A full week has passed since the Election. We all know the results. For the winners it’s transition time. New members headed off to Congress — at least one pegged with a remarkably bright political future. I’m proud to see a new secretary of state in Colorado, a new state treasurer, not to mention the “Mighty Six” GOP upstarts who took over formerly Democratic seats to reclaim the state house majority.
But what about those Colorado Republican candidates who threw their hats into the ring, who entered the arena and did battle, yet came up short? Some of them we won’t see on the electoral stage again (in some cases, thankfully). For others, a potentially bright political future remains. Here are a few:
1. Ryan Frazier: A young rising star who took on the daunting task of challenging Rep. Ed Perlmutter, only to prove just how well gerrymandered the 7th District is for the Jefferson County Democrat. Ryan brought remarkable optimism, vision and political talents to the stage, and ran a very strong campaign. Along the way he made himself into somewhat of a celebrity with his numerous appearances on Sean Hannity and other cable news programs. What exactly is next? We certainly haven’t seen the last of Ryan Frazier. You can bet he will play some crucial role in continued Republican ascendancy in Colorado.
2. Dr. Mike Fallon: Sadly, very few in Colorado were used to seeing a Republican provide a liberal Denver Democrat Congresswoman a serious challenge. But Dr. Fallon did so with consistent passion and dedication, with grace and courage and common sense. His hard-working grassroots campaign won him no attention at first, but before long he was impressing some of the masters of the talk radio airwaves. Yes, he came up well short of the ultimate goal. And yes, he insisted this was his one moment on the political stage to make a difference. But shrewd Colorado Republicans ought to be clamoring for Dr. Fallon to find some other opportunity to run and serve.
3. Owen Hill: He emerged in 2010 fresh on the scene with a stellar resume and a photogenic young family (that now includes 4 kids). Never backing down from the challenge of taking on the state senate majority leader, he came up a mere couple hundred votes short. Though new to the world of political campaigns, Hill demonstrated some natural abilities and took to the challenges of fundraising and coalition-building with aplomb. What future opportunities might await? A run at a Senate District 11 seat in 2014, or something sooner? If he wants to take a crack at it, Owen Hill justly has earned a lot of respect within the party ranks.
4. Lang Sias: His decision to enter the 7th Congressional primary probably didn’t help eventual Republican nominee’s chances. Yet in spite of coming out of nowhere and being handicapped with the John McCain label, he outperformed expectations. As I understand it, he is now enrolled in the Leadership Program of the Rockies — which should only enhance his future chances. Depending on how redistricting plays out, he might end up inside Senate District 19. Would he be interested in taking on this challenge in 2012?
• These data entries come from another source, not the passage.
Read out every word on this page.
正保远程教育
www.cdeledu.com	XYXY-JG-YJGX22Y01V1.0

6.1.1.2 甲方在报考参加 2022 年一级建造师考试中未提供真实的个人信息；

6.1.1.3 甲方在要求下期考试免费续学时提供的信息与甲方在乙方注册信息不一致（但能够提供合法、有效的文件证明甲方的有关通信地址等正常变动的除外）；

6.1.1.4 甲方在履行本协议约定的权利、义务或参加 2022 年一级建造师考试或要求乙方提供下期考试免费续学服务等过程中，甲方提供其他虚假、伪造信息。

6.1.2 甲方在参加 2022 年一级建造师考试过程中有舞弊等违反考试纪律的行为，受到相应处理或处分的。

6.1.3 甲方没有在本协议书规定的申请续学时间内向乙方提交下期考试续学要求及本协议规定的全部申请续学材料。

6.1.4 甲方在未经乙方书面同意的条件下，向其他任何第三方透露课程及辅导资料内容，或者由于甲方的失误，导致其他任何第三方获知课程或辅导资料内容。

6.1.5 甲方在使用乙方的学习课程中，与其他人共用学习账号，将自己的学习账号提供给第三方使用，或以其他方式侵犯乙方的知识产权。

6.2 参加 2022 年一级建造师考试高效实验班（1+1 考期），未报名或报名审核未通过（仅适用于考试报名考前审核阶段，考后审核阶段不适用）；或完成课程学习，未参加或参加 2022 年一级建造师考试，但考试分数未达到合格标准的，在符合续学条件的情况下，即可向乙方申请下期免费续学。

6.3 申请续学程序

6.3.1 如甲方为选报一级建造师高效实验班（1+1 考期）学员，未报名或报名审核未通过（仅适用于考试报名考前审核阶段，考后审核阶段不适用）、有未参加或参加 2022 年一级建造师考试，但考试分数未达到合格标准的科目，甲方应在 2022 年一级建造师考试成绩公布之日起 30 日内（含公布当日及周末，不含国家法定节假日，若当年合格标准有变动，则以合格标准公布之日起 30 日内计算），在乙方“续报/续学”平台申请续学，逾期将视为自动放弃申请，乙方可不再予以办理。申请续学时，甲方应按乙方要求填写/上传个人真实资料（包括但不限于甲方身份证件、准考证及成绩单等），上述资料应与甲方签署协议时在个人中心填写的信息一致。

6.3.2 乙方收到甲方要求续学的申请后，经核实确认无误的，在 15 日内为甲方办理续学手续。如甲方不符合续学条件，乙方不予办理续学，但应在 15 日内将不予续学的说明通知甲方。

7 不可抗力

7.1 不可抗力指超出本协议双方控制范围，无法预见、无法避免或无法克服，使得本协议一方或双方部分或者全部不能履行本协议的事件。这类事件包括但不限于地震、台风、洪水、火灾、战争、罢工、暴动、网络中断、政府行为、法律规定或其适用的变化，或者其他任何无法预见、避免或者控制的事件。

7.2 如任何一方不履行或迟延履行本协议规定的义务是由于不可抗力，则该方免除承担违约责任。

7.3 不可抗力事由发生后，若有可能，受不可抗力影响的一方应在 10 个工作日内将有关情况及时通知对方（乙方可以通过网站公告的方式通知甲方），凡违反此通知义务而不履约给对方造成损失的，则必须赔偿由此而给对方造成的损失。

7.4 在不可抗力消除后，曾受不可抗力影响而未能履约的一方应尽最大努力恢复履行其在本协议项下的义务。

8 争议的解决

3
5. Christine Mastin: Prominently featured among the legislative candidates at the GOP State Assembly and frequently touted by State Party chair Dick Wadhams, Mastin brought a favorable profile as a young, successful Hispanic woman who already earned a spot in Denver Business Journal‘s Forty under 40. Her campaign in House District 3, which mostly includes south Denver along with parts of Englewood and Cherry Hills Village, broadened support. While she ran into the Democratic buzz saw, Mastin did increase party performance by more than 7 points from 2008. I’m sure that any future decision she made to run for office would be received as welcome news in GOP circles.
Honorable Mention: Stephen Bailey (CD-2); Danny Stroud (HD 1); Brian Van de Krol (HD 34); Bob Boswell (HD 50).